The debut of the MCL60 was anything but idyllic. Expectations weren’t very high for the Papaya team, but some reliability problems further compromised what could have been the final result. The problems with the braking system in Bahrain last season come to mind.

During the tests, the MCL60 revealed structural problems on the ‘gull wings’, which required updates for the first race in order to avoid further and more serious problems during the Grand Prix.
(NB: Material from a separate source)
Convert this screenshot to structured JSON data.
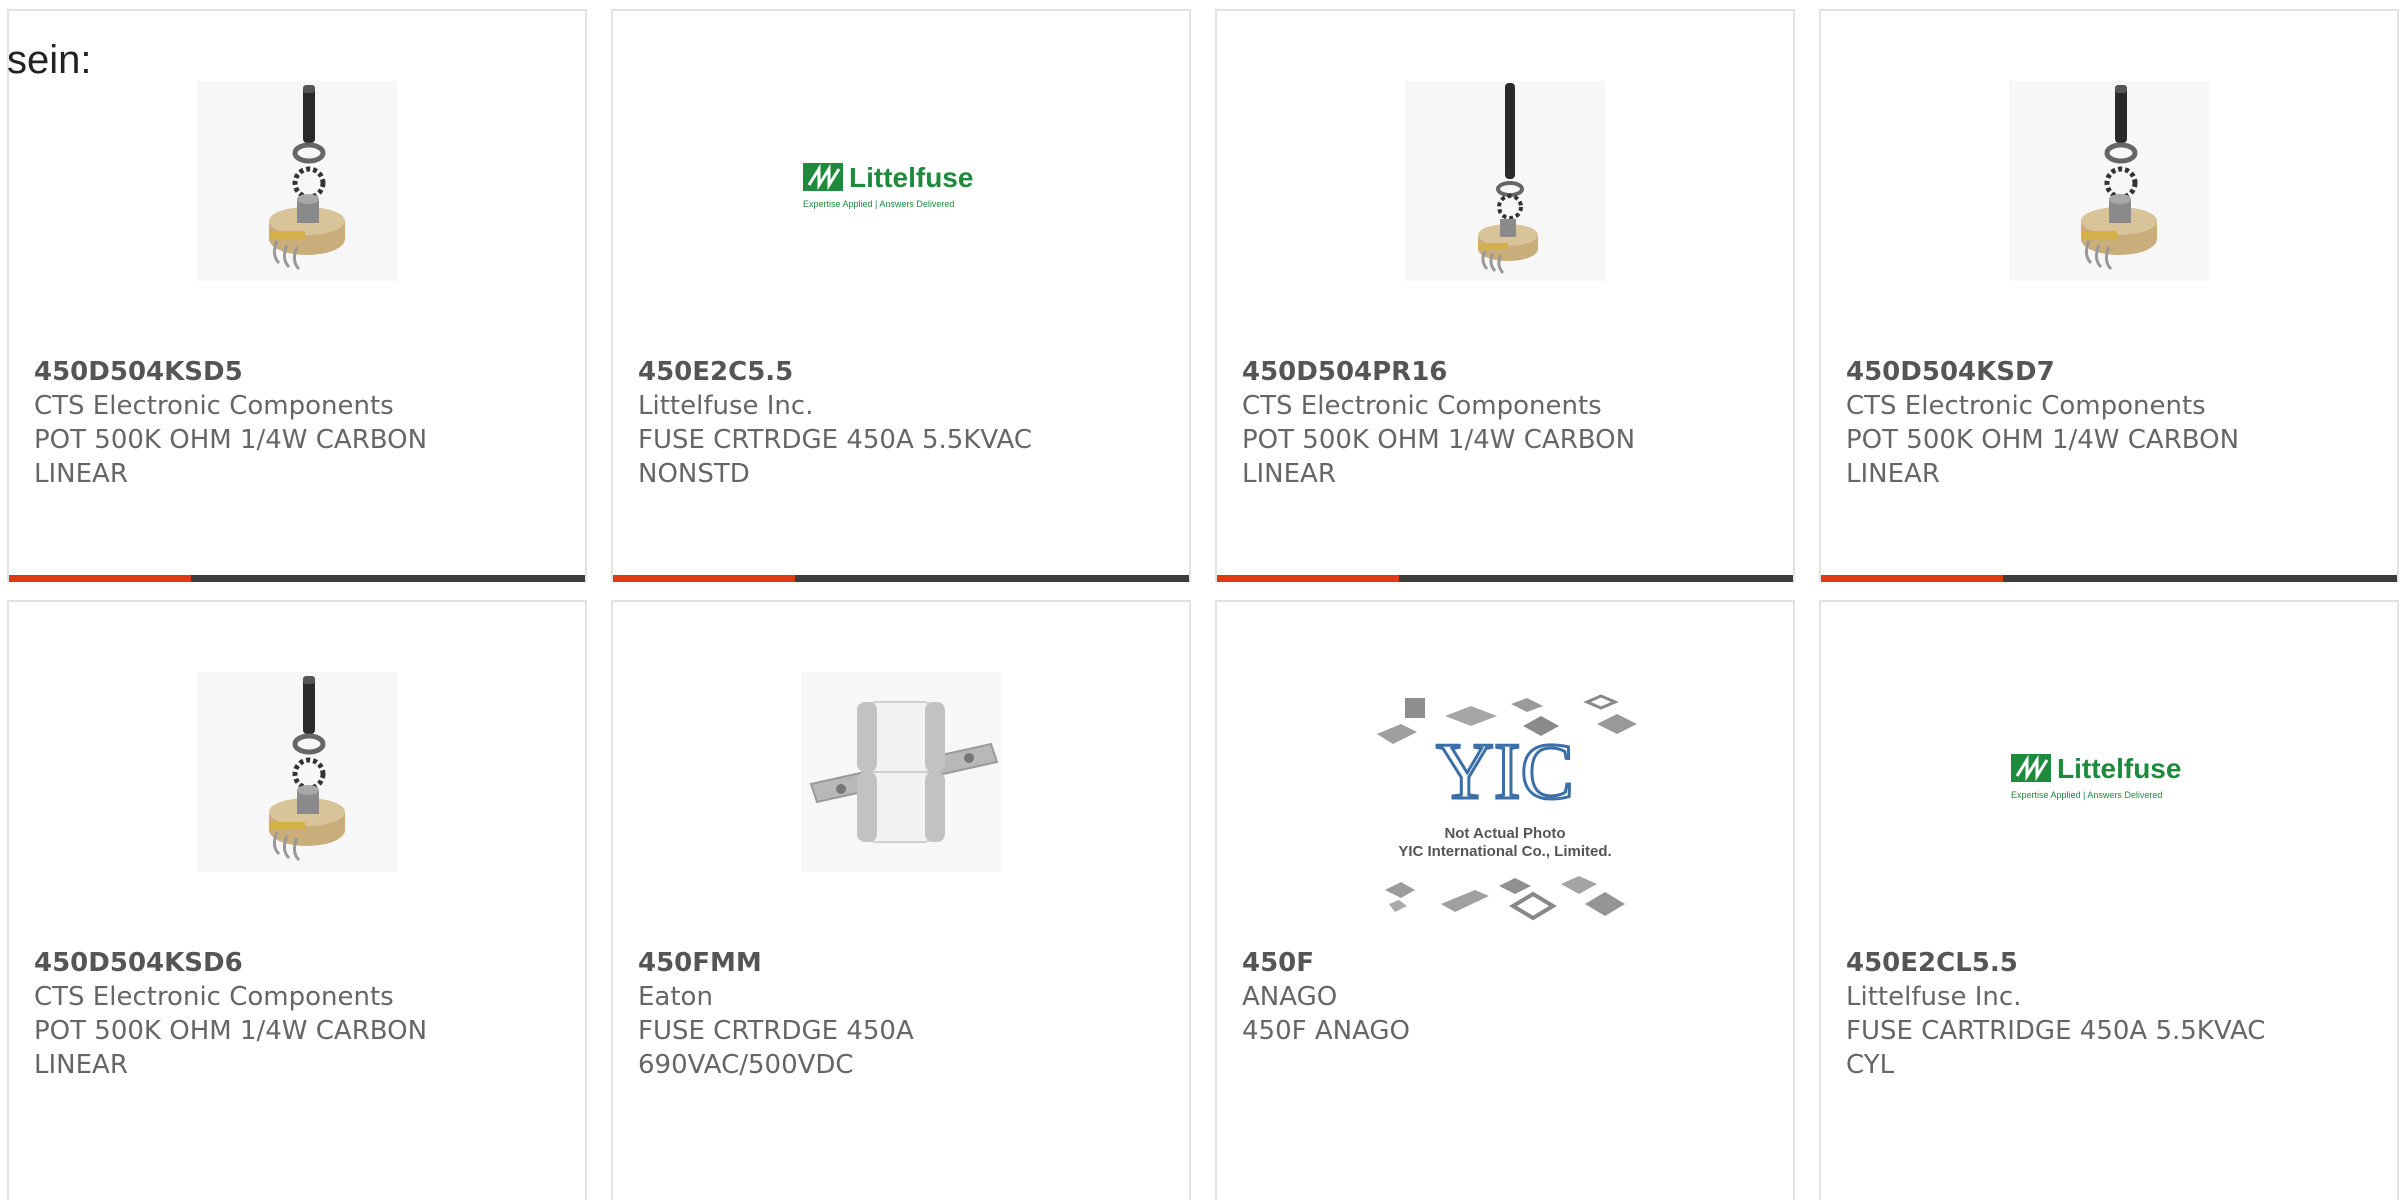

Once this correction was applied, the first round of the season held other surprises. Oscar Piastri retired in the initial stages of the race due to an electrical problem – which the team hoped to solve with a steering wheel change.

McLaren MCL60 in action in Bahrain, with flow viz in the central area on the sides of the driver’s cockpit.

Lando Norris fared slightly better as he managed to finish the race, but a loss of engine pressure forced him to complete six stops during the Grand Prix.

A problem with the pneumatic valve forced the team to pit Norris approximately every ten laps to introduce air into the engine.

The team held out hope for a Safety Car to fight for points at the end, but this never happened. The English team’s pace is not so far from the head of the midfield (Alpine and Alfa Romeo).

Norris’ race pace was, at times, a second quicker, despite the problems with MCL36. The 23-year-old certainly had the pace to score points, which surprised McLaren:

We arrived thinking that Q3 and the points would have been complicated to achieve, and instead, we could have easily collected some points in Bahrain without any problems.

“The midfield is very compact, and the encouraging thing is that the pace was very close to Aston Martin and Ferrari,” commented Team Principal Andrea Stella post-race.